The RF head of state, when he had to think about the formation of the team of aides, chose the people with whom he has worked for the past four years in the government, Rossiyskaya Gazeta writes. Mostly former ministers of his government will help Putin in his work. Former Health Minister Tatyana Golikova, ex-Minister of Economic Development Elvira Nabiullina, ex-Minister of Natural Resources Yuri Trutnev, ex-Education and Science Minister Andrei Fursenko and the ex-Minister of Communications Igor Shchegolev have become aides to the president. Yuri Ushakov who was earlier deputy chief of the government staff, has also been appointed presidential aide. Given his long diplomatic experience, including nearly 10 years as Ambassador to the United States, it is safe to say that he will be responsible for international relations.
Head of the International Institute for Political Expertise Evgeny Minchenko, quoted by Kommersant, says that the functions of the former ministers, given posts in the presidential administration, and their deputies, who have taken their posts have been divided: “The strategy will be worked out in the administration, and the government – will implement it trough presidential aides that are in charge of ministries.” Vice President of the Centre for Political Technologies Alexei Makarkin also believes that the ex-ministers “will exert political influence” on their successors, and the latter, in turn, “will have direct access to the head of state.” Thus, the expert believes, Vladimir Putin has managed to establish a dual control of the government: on the one hand – “through his direct prot·g·s” (Ministers of Foreign Affairs, Defence and Finance), on the other hand - indirectly, through the ex-ministers who left for the presidential administration, but maintain influence in their departments. “But if we abstract from this idyll, the system becomes quite complicated. It is not clear how decisions will be made and who will be responsible for them - retired ministers or their successors,” the expert said.
The Duma opposition saw in Tuesday’s appointments a simple shift of the decision making centre to the Kremlin, Nezavisimaya Gazeta points out. Communist Party (CPRF) leader Gennady Zyuganov is certain: “It is there where the real government will be working, and the new Cabinet will be a backup for the Kremlin.” Experts hold to similar views. Expert of the Institute of Contemporary Development Boris Makarenko is not inclined to attach much importance to the names of Putin’s aides and advisers: “One can only wonder: will the old ministers, as more experienced, try to command the new ones? Or they will just give advice?” According to the expert, another bureaucratic configuration has appeared in the country, and it is already clear that “in actual fact, there has been no personnel renewal.”

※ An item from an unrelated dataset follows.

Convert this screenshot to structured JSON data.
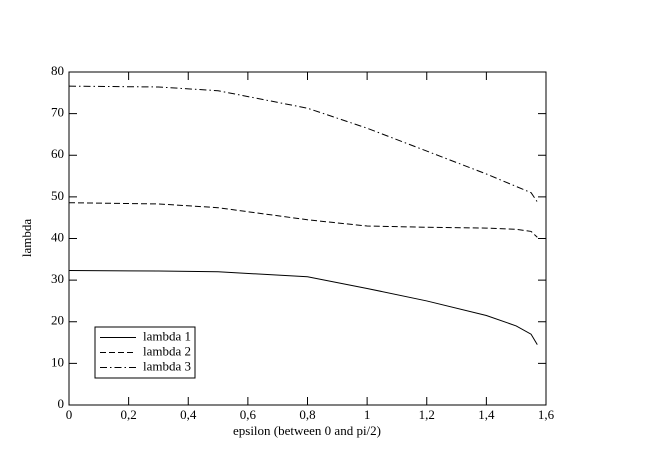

The influence of the presidential administration on the government will be considerably increased: it is important for Putin to make sure that the new prime minister does not make any sudden moves, Vedomosti suggests. Taking into account the way the government has been formed, it is the ex-ministers and presidential aides who will now be engaged in the real serious work, believes Pavel Kudyukin, an associate professor in public administration: these posts are not a consolation prize for retirees, but a promotion in some way.